L’inscription de la Haute Ville sur la liste du patrimoine mondial de l’Unesco doit encore passer par de longues procédures et nécessite la prise de mesures drastiques de conservation.
Un parcours de combattant. La Haute Ville d’Antananarivo a encore du chemin à faire avant de figurer sur la liste du patrimoine mondial de l’Unesco. Malgré certains aspects qui pourraient conférer au site la valeur universelle exceptionnelle, principal critère d’inscription, de nombreux points constituent des risques pouvant hypothéquer ses chances. François Cristofoli, architecte et urbaniste, expert chargé de coordonner la candidature de la Haute Ville, a évoqué au cours d’une journée de débats organisée à l’Institut français de Madagascar (IFM) le 2 juin aussi bien les potentialités du site, que les menaces qui pèsent sur la candidature.
La dégradation des bâtis est l’un des principaux dangers qui pèse sur la Haute ville. Comme les bâtiments patrimoniaux majeurs et les immeubles à architecture traditionnelle qui s’y trouvent font partie des attributs de la valeur universelle exceptionnelle du site, leur détérioration pourrait lui enlever un critère essentiel à son inscription.
Il faut ajouter à cela le développement des constructions de structures modernes, ainsi que l’implantation d’antennes et d’autres infrastructures au sein de l’espace à inscrire. La création d’un stade de football sur une partie du jardin d’Andohalo, ou encore l’érection d’une statue de la Vierge dans la cour de la Cathédrale non loin de là pourraient ainsi constituer plus des handicaps que des atouts, estime François Cristofoli.

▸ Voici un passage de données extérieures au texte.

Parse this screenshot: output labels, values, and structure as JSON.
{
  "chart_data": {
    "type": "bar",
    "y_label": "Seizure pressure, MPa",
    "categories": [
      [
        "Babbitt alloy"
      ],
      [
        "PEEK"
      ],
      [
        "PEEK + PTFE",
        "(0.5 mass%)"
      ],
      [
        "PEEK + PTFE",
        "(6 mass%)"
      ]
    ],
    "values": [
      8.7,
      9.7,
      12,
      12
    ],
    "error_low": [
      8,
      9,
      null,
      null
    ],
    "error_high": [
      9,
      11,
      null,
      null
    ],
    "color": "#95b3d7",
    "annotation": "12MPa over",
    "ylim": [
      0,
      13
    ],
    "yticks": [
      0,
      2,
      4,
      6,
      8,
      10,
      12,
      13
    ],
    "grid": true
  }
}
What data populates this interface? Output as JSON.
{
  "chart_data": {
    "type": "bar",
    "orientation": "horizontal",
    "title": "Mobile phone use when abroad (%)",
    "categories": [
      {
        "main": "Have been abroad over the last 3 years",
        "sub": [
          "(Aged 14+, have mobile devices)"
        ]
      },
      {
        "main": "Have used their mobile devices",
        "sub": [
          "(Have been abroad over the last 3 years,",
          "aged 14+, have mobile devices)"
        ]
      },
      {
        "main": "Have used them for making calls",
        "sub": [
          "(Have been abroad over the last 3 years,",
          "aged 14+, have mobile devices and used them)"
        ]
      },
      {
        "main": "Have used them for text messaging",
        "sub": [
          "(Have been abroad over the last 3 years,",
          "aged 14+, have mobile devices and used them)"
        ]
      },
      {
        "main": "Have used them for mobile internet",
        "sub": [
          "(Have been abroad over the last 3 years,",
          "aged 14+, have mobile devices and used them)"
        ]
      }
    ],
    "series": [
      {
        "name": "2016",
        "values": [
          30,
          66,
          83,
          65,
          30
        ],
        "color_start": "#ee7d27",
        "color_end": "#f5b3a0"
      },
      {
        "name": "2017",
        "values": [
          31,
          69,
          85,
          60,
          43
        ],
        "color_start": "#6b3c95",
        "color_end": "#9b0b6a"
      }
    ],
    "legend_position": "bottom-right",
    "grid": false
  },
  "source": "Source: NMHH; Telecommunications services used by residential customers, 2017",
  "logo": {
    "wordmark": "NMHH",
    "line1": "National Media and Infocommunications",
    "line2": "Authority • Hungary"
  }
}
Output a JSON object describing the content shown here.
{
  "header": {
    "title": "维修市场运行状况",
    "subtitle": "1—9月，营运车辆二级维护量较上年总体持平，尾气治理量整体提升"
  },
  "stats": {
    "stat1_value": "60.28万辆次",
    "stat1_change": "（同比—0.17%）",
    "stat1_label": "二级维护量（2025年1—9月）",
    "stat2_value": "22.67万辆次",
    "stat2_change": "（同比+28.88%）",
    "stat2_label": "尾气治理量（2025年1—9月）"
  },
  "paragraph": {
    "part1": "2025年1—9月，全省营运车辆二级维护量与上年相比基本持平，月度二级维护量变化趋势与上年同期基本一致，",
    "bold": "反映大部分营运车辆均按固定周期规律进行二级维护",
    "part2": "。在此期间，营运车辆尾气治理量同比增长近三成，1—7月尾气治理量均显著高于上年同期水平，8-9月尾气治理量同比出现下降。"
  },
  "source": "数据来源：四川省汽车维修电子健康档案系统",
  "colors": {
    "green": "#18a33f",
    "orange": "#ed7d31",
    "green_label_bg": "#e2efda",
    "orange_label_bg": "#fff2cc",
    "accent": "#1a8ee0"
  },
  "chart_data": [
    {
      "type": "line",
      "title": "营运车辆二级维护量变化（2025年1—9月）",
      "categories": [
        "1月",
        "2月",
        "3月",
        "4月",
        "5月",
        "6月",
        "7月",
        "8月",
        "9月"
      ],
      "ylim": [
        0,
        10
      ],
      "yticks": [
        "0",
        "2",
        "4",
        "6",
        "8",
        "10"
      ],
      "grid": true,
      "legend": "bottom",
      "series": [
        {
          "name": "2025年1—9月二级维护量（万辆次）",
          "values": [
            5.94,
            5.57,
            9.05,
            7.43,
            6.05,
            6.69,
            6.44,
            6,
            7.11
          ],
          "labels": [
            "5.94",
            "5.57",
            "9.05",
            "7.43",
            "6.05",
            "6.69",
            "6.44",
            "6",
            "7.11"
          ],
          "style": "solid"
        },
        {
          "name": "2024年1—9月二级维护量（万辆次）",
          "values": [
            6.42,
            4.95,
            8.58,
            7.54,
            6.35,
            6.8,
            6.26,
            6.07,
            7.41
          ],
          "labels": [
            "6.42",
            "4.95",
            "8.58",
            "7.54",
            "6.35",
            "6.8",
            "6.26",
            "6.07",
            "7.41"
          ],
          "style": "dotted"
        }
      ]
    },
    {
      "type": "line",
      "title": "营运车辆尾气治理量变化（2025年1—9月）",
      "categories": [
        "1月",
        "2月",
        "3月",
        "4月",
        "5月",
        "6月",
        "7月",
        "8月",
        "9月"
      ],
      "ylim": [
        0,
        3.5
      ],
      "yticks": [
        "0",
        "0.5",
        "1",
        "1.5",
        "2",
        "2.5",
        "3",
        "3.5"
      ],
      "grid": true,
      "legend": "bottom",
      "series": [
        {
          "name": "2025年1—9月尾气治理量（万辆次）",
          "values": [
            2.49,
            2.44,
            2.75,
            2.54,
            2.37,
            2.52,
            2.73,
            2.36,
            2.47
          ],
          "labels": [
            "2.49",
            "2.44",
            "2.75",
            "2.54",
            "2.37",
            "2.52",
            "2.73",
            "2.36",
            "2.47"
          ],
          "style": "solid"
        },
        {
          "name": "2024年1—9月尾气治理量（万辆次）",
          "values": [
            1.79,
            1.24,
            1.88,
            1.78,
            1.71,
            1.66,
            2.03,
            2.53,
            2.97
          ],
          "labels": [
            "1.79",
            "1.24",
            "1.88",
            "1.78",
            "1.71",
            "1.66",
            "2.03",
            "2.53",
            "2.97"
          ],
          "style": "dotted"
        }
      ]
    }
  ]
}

La délivrance des permis de construire sur la Haute Ville a, par ailleurs, déjà été gelée depuis deux ans, ainsi que l’a rappelé Francis Razafiarison, directeur général de la culture auprès du ministère de la Communication et de la culture. Mais le contrôle de la mise en œuvre de cette décision laisse à désirer. « Ce qui sera toujours le cas, tant qu’il existe cette rivalité malsaine entre la Commune urbaine d’Antananarivo et l’État central », s’indigne Nasolo Valiavo Andriamihaja, dit Vanf, membre fondateur de l’association Andohalo.
D’autres dangers physiques guettent la Haute Ville, et nécessitent, selon l’expert mandaté par la Région île de France des mesures destinées à assurer la stabilisation de la colline. Il a, entre autres, évoqué la fragilité du sol, les glissements de terrain, les éboulements et autres écroulements de rocher.
Tourisme culturel
Mais si les glissements de terrain ont été étudiés en vue de trouver des solutions à intégrer dans le plan de gestion, « les écroulements de rochers n’ont pas été pris en compte par les experts en hydrogéologie lors de leurs premières descentes », ajoute François Cristofoli. Une troisième descente devrait ainsi être réalisée pour étudier ce phénomène, en vue de proposer des solutions.
Sur le plan socio-culturel, l’architecte urbaniste italien en charge du dossier soulève également la nécessité de maintenir les pratiques traditionnelles vivantes, ainsi que les rites et les croyances existants sur le site. Il a donné l’exemple de la fabrique traditionnelle de cornets à glace, qui est pourtant menacé par la fragilité économique guettant les artisans. « Cela peut conduire au développement du tourisme culturel sur le site », explique-t-il.
Malgré les menaces et les dangers, François Cristofoli se veut optimiste quant à l’inscription de la Haute Ville. Cette dernière, rappelle-t-il, constitue « un site unique en Afrique subsaharienne », présente « une architecture singulière », est à la fois « un paysage urbain historique » et « et un ensemble urbain cohérent et de grande qualité ». Le site répond par ailleurs à la volonté d’équilibrer la liste du patrimoine mondial, poursuit-il, dans la mesure où l’Afrique subsaharienne compte très peu de sites répertoriés par rapport aux autres régions du monde, notamment l’Europe.
La Haute Ville fait partie des biens soumis par Madagascar à l’inscription sur la liste du patrimoine mondial de l’Unesco depuis 2016. La procédure nécessitant une durée moyenne de cinq à sept ans, l’inscription devrait encore attendre quelques années, d’autant que le dossier nécessite encore un certain nombre de clarifications, ainsi que l’a souligné François Cristofoli. Le bien à inscrire s’étend sur une superficie de 80 à 90 ha, mais l’impact des actions de conservation porte sur une zone tampon allant jusqu’à 200 à 250 ha.